Partial API outage

Incident Report for Honeybadger.io

Postmortem

This report details the impacts of our outage of August 26th, the cause for the outage, and steps we have and will be taking to prevent a similar kind of outage in the future. Before getting into the details, I want to apologize to everyone who was impacted by this outage – we have worked hard to build a resilient system, and it’s really disappointing when we let you down. On to the deets…

What happened?

A little after 7PM Pacific Time I received an alert from PagerDuty letting me know that one of our ingestion API endpoints was not responding to external monitoring. Reviewing our dashboards revealed that our primary Redis cluster was about to run out of available memory. This cluster stores the Sidekiq queue that we use for processing the payloads of the errors being reported to our API, and it typically rests at 3% memory utilization. Our internal dashboard did show some outliers among our customers for inbound traffic, but a few minutes of research down that path did not lead to a cause for the memory consumption. Running down our list of things to check in case of emergency led me to find that our database server was overloaded with slow-running queries. This caused our Sidekiq jobs to take much longer than usual (30-50x as long), which caused a backlog large enough to consume all the memory. Having our main Redis cluster effectively unusable resulted in the following problems:

Our API endpoints were unable to receive error reports, source map uploads, deployment notifications, and check-in reports
Uptime checks were delayed
Some check-ins were switched to the down state because the check-in reports couldn't be received
Some error notifications were lost as we had to juggle Redis instances (more on that below)

When was it fixed?

Not long after 9PM our API was responsive again. By 10PM our backlog of error payloads was fully processed, and we were back to normal. We would have been back in business sooner, but a few things tripped us up:

As soon as it was clear we were going to run out of memory on our Redis cluster (which is hosted by AWS ElastiCache), and that I wouldn't be able to quickly free up some memory, I started a resize of the existing cluster. When it became clear that would not be quick (it ended up taking approximately two hours), I spun up a new, larger ElastiCache cluster. When it become clear that would not be quick, I spun up an EC2 instance in our VPS to host Redis temporarily.
Unfortunately, though we use Ansible for automating all our EC2 provisioning, we did not have a playbook for quickly spinning up a Redis server. When I set up the first server manually, I didn't provision enough disk space on the instance to store the Redis snapshot as the backlog grew (I didn't have the fix in place for the slow queries yet).
When I spotted that problem with the Redis instance, I spun up another one with a large-enough disk.
We also didn't have an automated way to update the 4 locations where our app, api, and worker instances were configured with the location of the Redis server, so with each of the two changes to the Redis server location I had to run some Ansible commands to update configurations and bounce services

Once that was all settled, though, and traffic was once again flowing in to our new self-hosted Redis instance, I was able to turn my attention to the cause of the problem – the slow queries. It turns out that one query was the cause of the slowness. This query loaded previously-uploaded sourcemaps to be applied to Javascript errors as they were being processed. Since the problem was so localized, I was able to get the database back to a good place by temporarily suspending the sourcemap processing.

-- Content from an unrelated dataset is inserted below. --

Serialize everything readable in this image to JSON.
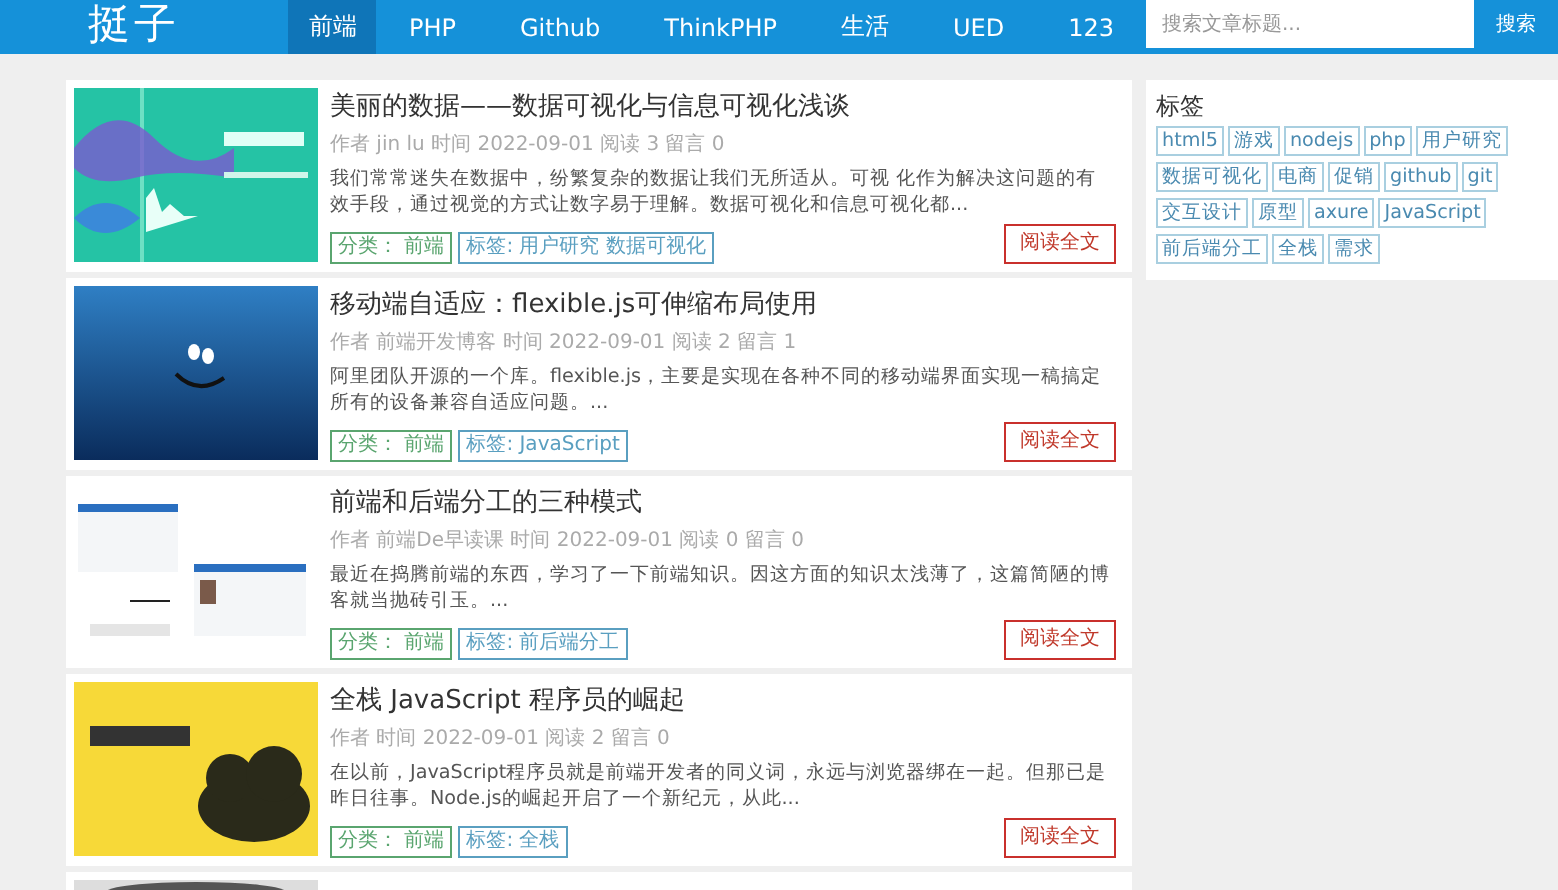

What's the remediation plan?

As you can imagine, there are a number of things we can do to help avoid or minimize this kind of situation in the future:

Review that database table and/or the query to see how we can get past the tipping-point we encountered that turned a 4-10ms query into a 400ms query for certain customers (in process)
Persist payloads to S3 sooner in our Sidekiq jobs so we can minimize memory pressure on Redis
Increase the size of our Redis cluster (already done)
Create an Ansible playbook to quickly provision a new Redis instance in case of emergency (done)
Centralize the 4 app configurations for the URL of the Redis cluster and create an Ansible playbook that can quickly update those configurations (in process)

We'll continue to improve our systems and processes to deliver the most reliable service we can. We truly appreciate that you've chosen us for your monitoring needs, and we are always eager to show our appreciation by working hard for you. As always, if you have any questions or comments, please reach out to us at support@honeybadger.io.

Posted Aug 27, 2019 - 12:26 PDT

Resolved

The backlog has been cleared, and our Redis cluster is happy once again. We'll be looking at ways we can better handle this scenario in the future.

Posted Aug 26, 2019 - 22:10 PDT

Update

We have a temporary fix in place for the impacted Redis cluster, and now we are working on the backlog.

Posted Aug 26, 2019 - 21:39 PDT

Identified

Our main Redis cluster is having issues, and we are attempting to work around them

Posted Aug 26, 2019 - 20:17 PDT

Investigating

We are currently investigating this issue.

Posted Aug 26, 2019 - 19:21 PDT

This incident affected: API.